On 8/14/19 1:33 AM, Daniel J Sebald wrote:
On 8/13/19 5:21 PM, Rik wrote:

The requirement for atomic refcounting was introduced by communication with
the GUI.  This brings up a hard question, is there a better way to
implement cross-thread communication?

I believe so.  Signals/slots are thread safe.  One can declare an octave_value/octave_value_ptr as a QObject then shuffle it across a signal/slot.

I'm not sure what you mean by octave_value_ptr.

Objects used as arguments in signal/slot functions don't have to be QObjects. Are you thinking of how they must be declared and registered as meta types for Qt?

Requirements for passing objects across threads are just that they have to have a public default constructor, a public copy constructor, and a public destructor.
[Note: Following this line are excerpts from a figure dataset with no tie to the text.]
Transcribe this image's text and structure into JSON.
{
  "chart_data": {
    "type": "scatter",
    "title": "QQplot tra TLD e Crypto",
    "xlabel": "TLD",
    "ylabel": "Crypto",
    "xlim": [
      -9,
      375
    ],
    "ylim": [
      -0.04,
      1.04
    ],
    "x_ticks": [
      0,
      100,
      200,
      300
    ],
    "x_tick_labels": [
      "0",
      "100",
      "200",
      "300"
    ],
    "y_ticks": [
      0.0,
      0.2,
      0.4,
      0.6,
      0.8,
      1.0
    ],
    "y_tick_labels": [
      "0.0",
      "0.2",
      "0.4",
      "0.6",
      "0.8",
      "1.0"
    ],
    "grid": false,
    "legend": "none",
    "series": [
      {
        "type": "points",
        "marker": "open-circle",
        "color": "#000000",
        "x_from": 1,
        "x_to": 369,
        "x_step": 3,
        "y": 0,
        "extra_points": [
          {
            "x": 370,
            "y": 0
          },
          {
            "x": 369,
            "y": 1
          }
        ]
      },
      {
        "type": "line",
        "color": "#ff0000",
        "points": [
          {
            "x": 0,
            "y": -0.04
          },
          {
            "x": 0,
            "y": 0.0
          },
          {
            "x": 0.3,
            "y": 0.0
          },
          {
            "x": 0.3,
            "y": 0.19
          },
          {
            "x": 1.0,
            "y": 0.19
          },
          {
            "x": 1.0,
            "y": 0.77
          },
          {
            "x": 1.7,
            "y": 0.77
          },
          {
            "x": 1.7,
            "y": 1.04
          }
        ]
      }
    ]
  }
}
Requirements are explained here:

  https://doc.qt.io/qt-5/custom-types.html

If the object uses reference counting, then operations on the reference count must be thread safe. Using atomic operations for reference counting is more efficient than using mutexes. If you share data with a reference counted class and need to modify the shared data in multiple threads, you'll need to protect the sections of code that modify data. With Octave's copy-on-write semantics for things like octave_value and Array objects, we don't have to worry about that, because any operation that will modify a value will first force a copy and the thread that will modify the data will own the copy.

I think atomic reference counting is the right thing to do for these types when they could be used across threads.

If we want to experiment with other solutions, what about introducing move constructors and move assignment operators? When working with a single thread, that is most often what we want anyway, isn't it? Can't we define those as well as copy constructors and assignment operators that share resources using reference counting and copy-on-write semantics as before? Would that help?

I can try to find or define an example class that does what I'm thinking about in the next day or two.